[148] Sic, Fr. Slater, S.J., in the Irish Ecclesiastical Record, February, 1905. “If such a sum [£l] could be stolen without grave sin, its amount would prove too great a temptation for the virtue of large numbers of people who wish to save their souls, but make little of venial sins” (p. 109). But Fr. Ojetti is much more liberal to persons of the class described, and gives them up to £4 (p. 100).

[149] I may draw attention in this connexion to a striking and valuable study of the effect of American democracy on Jewish immigrants published in the Times of January 4, 1908. As regards Catholicism, it appears from a comparison of the statistics of emigration from Ireland with those of Catholicism in the U.S.A. that about 50 per cent of the Irish Catholics abandon their religion in the New World. The Irish are also shown by the criminal statistics of the States as well as by the observation of students of the criminal classes like Mr. Josiah Flynt, to furnish a far greater proportion of criminals in that country than obtains in the case of any other nationality contributing to its population. Yet they also give to American life some of its very best elements, and they are notoriously the most crimeless of people at home. The degradation of character commonly produced by Christianizing the Hindu is so uniformly attested by residents in India that it cannot be discredited. See, in this reference, an article entitled ‘The Failure of Christian Missions in India,’ by Dr. Josiah Oldfield, Hibbert Journal, April, 1903. Of course it may be said that the original error lies in the identification of ritual and observance with religion and morality.

[150] See Appendix [D.]

[151] “Per l’ asprezza della penitenza e continuo piagnere, era diventato quasi cieco, e poco vedea.”—Fioretti, III. He had “wholly shattered his body,” says Thomas of Celano (Second Life of St.

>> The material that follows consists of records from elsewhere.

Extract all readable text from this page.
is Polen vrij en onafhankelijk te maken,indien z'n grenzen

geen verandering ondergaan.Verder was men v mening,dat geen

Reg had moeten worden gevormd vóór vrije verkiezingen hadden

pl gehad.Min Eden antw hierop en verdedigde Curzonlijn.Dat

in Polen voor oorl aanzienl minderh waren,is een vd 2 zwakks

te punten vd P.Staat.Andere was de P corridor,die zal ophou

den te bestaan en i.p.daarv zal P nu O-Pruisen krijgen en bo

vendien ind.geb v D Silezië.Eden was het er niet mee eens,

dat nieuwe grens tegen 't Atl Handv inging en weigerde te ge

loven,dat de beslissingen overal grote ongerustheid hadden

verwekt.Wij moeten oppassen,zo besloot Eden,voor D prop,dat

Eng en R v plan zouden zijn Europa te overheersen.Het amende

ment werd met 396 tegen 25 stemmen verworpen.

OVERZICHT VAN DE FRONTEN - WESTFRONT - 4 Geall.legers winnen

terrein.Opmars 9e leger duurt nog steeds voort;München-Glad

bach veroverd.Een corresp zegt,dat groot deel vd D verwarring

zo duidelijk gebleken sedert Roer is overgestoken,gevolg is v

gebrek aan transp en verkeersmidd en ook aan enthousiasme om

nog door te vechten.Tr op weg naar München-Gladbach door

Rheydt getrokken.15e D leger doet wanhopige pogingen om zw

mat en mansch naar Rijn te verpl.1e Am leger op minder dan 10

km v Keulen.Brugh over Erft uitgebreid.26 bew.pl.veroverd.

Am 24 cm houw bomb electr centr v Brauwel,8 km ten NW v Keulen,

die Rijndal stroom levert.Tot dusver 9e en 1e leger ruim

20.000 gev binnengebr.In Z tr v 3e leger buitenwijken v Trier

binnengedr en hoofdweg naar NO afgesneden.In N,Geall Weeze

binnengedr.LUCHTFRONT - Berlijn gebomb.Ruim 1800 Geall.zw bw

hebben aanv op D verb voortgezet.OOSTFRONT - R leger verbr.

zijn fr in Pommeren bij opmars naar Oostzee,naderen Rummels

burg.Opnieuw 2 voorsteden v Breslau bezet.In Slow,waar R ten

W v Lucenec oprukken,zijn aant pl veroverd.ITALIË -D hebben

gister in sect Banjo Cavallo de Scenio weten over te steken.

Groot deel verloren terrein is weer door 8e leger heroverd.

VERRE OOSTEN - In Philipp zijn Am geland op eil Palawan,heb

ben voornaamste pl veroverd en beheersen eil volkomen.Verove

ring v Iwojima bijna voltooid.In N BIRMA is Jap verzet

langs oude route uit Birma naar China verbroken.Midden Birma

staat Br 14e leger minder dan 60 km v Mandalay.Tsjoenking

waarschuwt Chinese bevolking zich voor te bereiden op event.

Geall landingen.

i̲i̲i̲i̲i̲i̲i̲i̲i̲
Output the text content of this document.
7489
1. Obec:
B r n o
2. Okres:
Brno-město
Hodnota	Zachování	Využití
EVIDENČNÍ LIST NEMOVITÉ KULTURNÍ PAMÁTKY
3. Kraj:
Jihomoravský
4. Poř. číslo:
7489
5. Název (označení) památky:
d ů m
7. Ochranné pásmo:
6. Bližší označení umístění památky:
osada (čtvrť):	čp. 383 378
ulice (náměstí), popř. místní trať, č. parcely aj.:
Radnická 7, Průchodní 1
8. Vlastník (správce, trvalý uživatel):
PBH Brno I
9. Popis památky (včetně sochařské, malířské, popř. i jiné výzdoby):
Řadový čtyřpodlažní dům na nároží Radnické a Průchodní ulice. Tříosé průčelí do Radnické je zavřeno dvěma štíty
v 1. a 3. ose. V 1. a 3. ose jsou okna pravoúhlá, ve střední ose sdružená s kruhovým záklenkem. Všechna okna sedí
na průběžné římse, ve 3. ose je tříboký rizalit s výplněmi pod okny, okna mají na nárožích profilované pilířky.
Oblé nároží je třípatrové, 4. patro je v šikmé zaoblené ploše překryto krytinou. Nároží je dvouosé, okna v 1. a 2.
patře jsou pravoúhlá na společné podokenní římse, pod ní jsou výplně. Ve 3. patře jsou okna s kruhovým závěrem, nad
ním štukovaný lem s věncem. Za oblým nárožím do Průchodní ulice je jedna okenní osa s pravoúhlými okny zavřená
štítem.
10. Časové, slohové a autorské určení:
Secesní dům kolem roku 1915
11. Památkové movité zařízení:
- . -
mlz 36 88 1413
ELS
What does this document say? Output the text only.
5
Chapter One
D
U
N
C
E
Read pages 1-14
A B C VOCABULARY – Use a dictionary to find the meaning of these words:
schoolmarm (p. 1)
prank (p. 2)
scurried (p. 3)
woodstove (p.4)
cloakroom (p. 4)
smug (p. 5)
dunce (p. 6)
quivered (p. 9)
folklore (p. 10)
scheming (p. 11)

F., Ch. CLX.).

[152] A discussion of the subject, with special reference to the rapid decay of the Franciscan Order, will be found in Mr. G. G. Coulton’s paper ‘The Failure of the Friars,’ in the Hibbert Journal for January, 1907. See also criticisms on this paper by two English Franciscans, Friar Cuthbert and Friar Stanilaus, in the same journal for April, 1907, and Mr. Coulton’s rejoinder, July, 1907.

[153] When the ascetic ideal is regarded as admirable in a saint, it naturally leads to still more lamentable perversions by being practised by persons who have never withdrawn themselves from ordinary social relations. Thus a Catholic priest has lately given as an instance of the “spiritual tendency and unworldliness of the Irish peasant” the case of a farmer’s wife, the mother of a large family, who, by a long course of secret austerities, brought herself “to an untimely grave, and, no doubt,” adds the reverend author, “a martyr’s crown.” To keep herself in health and do her duty to her husband and children would, it appears, have been “worldliness.” Such cases, we are told, are not uncommon. (Scenes and Sketches in an Irish Parish, by the Rev. J. Guinan, C.C., 4th ed., 1906, p. 87.)

[154] The Teaching of Epictetus, by T. W. Rolleston, p. 36. Dissertations, III, xxii.